SOLINGEN (bgl) – Wer in den vergangenen Wochen an der Linkgasse vorbeikam, wird es bemerkt haben: Die Tür des italienischen Supermarkts bleibt geschlossen. Die Regale im Ladenlokal sind leergeräumt. Ein Ort, der für viele mehr war als nur ein Geschäft. Ein Stück italienischer Alltag und auch italienische Kultur im Herzen der gebeutelten Innenstadt, ist seit Ende März verschwunden.
Kaum Laufkundschaft und schwierige Lage
Für die Betreiber ist diese Entscheidung keine kurzfristige gewesen, sondern das Ergebnis einer Entwicklung, die sich über Monate abgezeichnet hat. „Keine Laufkundschaft, die Situation in der Innenstadt, die Kunden werden immer weniger“, fasst Betreiberin Diega Zito die Lage zusammen. Aus ihrer Sicht habe die Innenstadt zunehmend an Attraktivität verloren. „Alle Geschäfte sind zu. Es kommt nichts Neues rein.“
Hinzu komme eine wachsende Verunsicherung. Zito verweist dabei auf Ereignisse, die das Sicherheitsgefühl vieler Menschen nachhaltig erschüttert hätten.
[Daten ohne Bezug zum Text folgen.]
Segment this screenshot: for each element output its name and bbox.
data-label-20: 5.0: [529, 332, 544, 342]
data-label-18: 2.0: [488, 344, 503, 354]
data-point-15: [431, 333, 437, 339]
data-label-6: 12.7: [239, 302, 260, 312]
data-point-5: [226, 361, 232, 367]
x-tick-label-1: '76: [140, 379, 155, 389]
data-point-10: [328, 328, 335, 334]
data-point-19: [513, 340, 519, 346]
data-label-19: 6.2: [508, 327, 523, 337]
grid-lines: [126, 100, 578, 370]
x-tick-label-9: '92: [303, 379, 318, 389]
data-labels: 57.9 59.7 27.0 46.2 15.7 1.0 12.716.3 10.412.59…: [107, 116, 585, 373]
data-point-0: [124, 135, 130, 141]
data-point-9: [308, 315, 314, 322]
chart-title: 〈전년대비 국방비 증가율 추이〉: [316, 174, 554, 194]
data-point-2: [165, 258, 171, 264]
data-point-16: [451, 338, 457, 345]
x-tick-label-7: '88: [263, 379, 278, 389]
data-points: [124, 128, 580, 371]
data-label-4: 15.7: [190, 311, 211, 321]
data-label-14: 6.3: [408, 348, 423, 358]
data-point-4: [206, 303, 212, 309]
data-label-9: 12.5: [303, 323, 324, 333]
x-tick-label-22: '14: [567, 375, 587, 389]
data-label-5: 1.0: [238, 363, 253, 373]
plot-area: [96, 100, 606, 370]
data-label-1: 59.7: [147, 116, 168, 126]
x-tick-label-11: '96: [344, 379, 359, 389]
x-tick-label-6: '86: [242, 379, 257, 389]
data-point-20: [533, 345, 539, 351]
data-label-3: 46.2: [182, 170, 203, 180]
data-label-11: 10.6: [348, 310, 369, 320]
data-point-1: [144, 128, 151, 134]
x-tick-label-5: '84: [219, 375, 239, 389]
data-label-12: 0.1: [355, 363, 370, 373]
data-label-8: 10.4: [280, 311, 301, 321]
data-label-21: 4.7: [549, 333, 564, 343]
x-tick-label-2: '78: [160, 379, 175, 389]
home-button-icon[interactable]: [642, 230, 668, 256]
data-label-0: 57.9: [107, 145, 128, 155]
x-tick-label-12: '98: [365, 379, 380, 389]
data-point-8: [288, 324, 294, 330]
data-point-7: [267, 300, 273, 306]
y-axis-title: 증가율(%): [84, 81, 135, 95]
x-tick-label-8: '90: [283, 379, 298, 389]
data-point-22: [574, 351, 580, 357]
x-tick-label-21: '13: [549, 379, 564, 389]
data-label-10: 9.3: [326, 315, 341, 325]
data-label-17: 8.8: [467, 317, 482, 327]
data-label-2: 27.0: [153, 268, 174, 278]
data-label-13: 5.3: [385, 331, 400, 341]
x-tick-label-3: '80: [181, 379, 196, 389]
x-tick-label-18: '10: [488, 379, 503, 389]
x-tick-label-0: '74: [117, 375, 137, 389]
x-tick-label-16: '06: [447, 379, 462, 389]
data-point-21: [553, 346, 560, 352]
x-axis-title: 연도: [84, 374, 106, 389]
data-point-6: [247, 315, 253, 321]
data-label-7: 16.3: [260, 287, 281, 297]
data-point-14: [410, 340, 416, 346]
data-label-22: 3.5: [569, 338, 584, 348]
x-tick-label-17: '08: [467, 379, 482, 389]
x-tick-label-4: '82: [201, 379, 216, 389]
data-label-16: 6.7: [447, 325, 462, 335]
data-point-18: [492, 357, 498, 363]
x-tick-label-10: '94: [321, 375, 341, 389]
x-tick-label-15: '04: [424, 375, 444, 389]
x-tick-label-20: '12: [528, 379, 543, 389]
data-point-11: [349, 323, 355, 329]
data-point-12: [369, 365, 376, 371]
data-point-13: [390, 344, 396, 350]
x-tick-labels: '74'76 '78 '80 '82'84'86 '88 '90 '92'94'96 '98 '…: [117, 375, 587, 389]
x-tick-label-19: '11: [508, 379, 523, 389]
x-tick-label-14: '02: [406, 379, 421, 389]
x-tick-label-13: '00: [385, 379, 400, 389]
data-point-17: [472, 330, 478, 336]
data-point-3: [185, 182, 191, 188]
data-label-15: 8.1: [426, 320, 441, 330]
Besonders der Terroranschlag im Sommer 2024 auf dem Fronhof mit drei Todesopfern habe Spuren hinterlassen. Seitdem sei die Kundenfrequenz spürbar zurückgegangen, es seien immer weniger Menschen in die Innenstadt gekommen. Der Fronhof liegt nur wenige Meter vom Supermarkt entfernt.
„Unsere Kundschaft war wie eine Familie“
Auch der Supermarkt selbst sei von Vorfällen betroffen gewesen. So sei zweimal in das Geschäft eingebrochen worden. Zudem habe es Situationen gegeben, in denen Personen mit gezücktem Messer im Laden gestanden hätten. Erlebnisse wie diese hätten die ohnehin schwierige Lage zusätzlich verschärft.
Dabei hatten die Betreiber viel Geld in den kleinen Supermarkt gesteckt, um den Standort zu beleben. „Wir haben sehr viel Geld investiert. Wir haben so viel investiert und vor allem Liebe“, macht Diega Zito deutlich. Der Supermarkt sei nie einfach nur ein Geschäft gewesen: „Wir haben unsere Kundschaft als Familie gesehen und nicht als Fremde.“ Viele Stammkunden hätten dem Supermarkt bis zuletzt die Treue gehalten.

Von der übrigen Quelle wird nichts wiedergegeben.